Prior to Khaldunian thought, from 551 to 479 BCE, there was a scholar called Confucius, who theorizes life and society. His work is primarily known through the Analects of Confucius, compiled by his disciples later. What about Socrates (469-399 BCE), Aristotle (384-322BCE) and Plato. Both Aristotle and Plato were remarkably important in Population Studies, and Demography. If Khaldunian cyclical thought is the automatic ticket for Khaldun to be the founder not just among the fathers of Sociology, then, we are free to use our subjective minds to consider Aristotle and Plato as the founders of Sociology, as predecessors of Population and Demography.

Before you argue further, or tag me as Eurocentric brainwashed Sociologist, argue with the factual revelations in my argument. Before the tag begins, have you ever read about Abu Rayhan Muhammad Ibn Ahmad al Biruni? He came and did Sociology before Khaldun. Al-Biruni (973–1048 CE) was born in the city of Khwarazm (modern Khiva) in what is today known as Uzbekistan.

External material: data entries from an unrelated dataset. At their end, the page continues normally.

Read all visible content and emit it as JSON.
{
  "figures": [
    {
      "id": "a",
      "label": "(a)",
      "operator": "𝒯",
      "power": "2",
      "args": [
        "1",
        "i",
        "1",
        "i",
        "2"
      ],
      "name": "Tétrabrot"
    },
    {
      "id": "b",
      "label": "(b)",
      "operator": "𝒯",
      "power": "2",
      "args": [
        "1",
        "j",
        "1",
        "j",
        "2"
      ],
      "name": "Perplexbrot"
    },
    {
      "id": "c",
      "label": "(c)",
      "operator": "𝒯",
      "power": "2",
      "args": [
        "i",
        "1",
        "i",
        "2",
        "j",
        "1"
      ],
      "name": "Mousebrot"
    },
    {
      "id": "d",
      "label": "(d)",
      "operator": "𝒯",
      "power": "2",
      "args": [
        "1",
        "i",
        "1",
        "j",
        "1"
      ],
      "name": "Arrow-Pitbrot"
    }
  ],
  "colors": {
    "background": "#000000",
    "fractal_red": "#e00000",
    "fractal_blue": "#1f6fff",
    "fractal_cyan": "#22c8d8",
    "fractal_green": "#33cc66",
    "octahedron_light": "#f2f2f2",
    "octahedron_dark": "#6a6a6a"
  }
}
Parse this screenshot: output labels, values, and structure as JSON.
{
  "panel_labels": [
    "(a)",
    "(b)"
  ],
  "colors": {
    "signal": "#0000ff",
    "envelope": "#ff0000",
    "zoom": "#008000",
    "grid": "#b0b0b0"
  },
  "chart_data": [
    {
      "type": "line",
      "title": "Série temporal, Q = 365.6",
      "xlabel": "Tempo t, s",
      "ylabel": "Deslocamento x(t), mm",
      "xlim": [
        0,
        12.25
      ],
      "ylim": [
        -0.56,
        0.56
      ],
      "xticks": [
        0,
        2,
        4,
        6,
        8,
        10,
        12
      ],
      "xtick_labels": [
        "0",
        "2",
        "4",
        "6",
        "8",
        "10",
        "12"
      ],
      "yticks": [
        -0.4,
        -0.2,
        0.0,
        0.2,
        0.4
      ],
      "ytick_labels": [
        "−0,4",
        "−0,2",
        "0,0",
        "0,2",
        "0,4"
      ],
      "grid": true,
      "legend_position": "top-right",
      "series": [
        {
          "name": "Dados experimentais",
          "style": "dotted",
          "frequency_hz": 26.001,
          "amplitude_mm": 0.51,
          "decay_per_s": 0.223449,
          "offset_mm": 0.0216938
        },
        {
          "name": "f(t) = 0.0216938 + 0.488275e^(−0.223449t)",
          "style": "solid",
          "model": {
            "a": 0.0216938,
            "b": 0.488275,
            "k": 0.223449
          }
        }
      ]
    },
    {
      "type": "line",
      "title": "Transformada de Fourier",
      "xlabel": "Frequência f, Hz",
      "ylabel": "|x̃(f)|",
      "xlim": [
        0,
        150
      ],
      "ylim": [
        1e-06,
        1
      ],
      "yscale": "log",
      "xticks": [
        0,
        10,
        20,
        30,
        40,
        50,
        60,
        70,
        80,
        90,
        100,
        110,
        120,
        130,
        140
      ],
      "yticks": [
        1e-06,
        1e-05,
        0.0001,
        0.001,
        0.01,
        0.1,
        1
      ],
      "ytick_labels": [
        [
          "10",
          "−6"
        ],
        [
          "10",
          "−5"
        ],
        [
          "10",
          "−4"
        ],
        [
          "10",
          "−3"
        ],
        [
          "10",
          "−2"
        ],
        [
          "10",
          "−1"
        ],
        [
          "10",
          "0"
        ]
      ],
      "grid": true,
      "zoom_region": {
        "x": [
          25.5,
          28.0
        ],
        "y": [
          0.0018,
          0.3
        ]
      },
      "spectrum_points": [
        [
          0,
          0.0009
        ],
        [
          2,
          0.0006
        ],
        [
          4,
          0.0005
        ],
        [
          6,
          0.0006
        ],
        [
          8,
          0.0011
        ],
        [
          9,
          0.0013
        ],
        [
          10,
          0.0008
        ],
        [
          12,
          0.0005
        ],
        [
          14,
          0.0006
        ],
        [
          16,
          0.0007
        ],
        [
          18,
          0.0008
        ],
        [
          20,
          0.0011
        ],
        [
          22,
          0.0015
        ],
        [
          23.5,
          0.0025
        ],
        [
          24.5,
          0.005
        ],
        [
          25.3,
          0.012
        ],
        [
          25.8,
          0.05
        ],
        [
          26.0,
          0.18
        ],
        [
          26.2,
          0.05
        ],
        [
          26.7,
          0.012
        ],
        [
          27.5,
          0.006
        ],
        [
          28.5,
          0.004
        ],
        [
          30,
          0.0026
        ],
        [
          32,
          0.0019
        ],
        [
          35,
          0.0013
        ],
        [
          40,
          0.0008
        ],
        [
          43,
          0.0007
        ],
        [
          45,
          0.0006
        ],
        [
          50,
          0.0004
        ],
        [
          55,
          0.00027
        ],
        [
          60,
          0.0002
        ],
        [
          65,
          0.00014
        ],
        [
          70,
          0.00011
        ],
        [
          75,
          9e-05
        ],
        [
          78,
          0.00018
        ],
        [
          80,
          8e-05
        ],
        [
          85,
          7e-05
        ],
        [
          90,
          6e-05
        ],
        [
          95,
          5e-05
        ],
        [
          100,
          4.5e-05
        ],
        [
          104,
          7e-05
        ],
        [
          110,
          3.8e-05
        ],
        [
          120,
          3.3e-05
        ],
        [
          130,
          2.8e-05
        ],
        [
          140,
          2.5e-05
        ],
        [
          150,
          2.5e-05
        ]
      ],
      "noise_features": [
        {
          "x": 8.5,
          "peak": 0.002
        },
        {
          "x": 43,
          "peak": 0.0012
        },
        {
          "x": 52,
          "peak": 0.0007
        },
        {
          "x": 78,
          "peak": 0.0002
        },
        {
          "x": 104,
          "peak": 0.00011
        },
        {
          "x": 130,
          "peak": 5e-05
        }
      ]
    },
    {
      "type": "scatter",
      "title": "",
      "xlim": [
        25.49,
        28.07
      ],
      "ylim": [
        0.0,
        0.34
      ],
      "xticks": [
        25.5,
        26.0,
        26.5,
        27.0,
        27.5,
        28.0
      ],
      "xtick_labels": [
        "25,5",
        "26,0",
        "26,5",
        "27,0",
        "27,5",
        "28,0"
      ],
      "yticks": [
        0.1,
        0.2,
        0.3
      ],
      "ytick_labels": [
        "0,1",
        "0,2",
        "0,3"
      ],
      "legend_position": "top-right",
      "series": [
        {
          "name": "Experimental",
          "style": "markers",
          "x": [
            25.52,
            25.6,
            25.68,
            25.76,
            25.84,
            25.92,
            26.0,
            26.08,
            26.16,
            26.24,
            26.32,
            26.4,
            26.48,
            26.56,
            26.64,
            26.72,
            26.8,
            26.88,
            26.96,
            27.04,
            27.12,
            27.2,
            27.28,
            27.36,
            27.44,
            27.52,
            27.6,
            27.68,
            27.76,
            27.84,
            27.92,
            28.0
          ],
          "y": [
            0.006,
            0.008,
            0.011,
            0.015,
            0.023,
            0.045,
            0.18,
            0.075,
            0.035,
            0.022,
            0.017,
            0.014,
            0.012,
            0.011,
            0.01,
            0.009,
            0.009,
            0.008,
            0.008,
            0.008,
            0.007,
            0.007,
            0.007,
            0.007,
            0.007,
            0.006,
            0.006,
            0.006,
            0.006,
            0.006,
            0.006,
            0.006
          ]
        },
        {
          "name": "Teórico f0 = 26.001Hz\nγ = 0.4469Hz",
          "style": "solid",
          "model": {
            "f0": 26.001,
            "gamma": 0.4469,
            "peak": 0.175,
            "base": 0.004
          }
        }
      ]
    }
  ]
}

Al-Biruni went to India with the troops of Mahmud and remained there for many years. During this time, he studied Sanskrit, translated a number of Indian religious texts, and conducted research on Indian religions and their doctrines.

Al Biruni was the first Muslim and probably the first scholar to provide a systematic account of the religions of India from a Sociological point of view. Furthermore, his work is considered to be a vital source of knowledge of Indian history and society in the eleventh century, providing details of the religion, philosophy, literature, geography, chronology, astronomy, customs, laws, and astrology of India.

I knew Al-Biruni through Syed Farid Alatas, the author of ‘Applying Ibn Khaldun: The Recovery of a Lost Tradition in Sociology’. Syed Farid Alatas was once Head of the Department of Malay Studies and Associate Professor of Sociology at the National University of Singapore, a self-avowed Khaldunian and master in the study of Ibn Khaldun.

For our information, Auguste Comte had never crossed Khaldunian Muqaddimah as a precursor for coining the term ‘Sociology’. In the latter part of the seventeenth century a biography of Ibn Khaldun appeared in d’Herbelot’s Bibliotheque Orientale. However, it was then more than 100 years before translations of Ibn Khaldun appeared. A French translation of extracts of Ibn Khaldun’s works, undertaken by Silvestre de Sacy, appeared in 1810. Joseph von Hammer-Purgstall published extracts of the Muqaddimah in German (1818, 1822). William MacGuckin de Slane’s French translation of the Muqaddimah appeared between 1862 and 1868, and Comte set forth his detailed vision and program of Sociology in his six-volume work Cours de philosophie positive, from 1830 to 1842.

It is apparent that there was no connection whatsoever between the two Sociological giants. AbdulRahman had contributed immensely in random areas that affects Sociology and other fields of study. What he did was a general study in a Philosophical manner. While Comte was very critical and prudent in carving a niche for what he term ‘SOCIOLOGY’, he was specific, and thanks to him for that.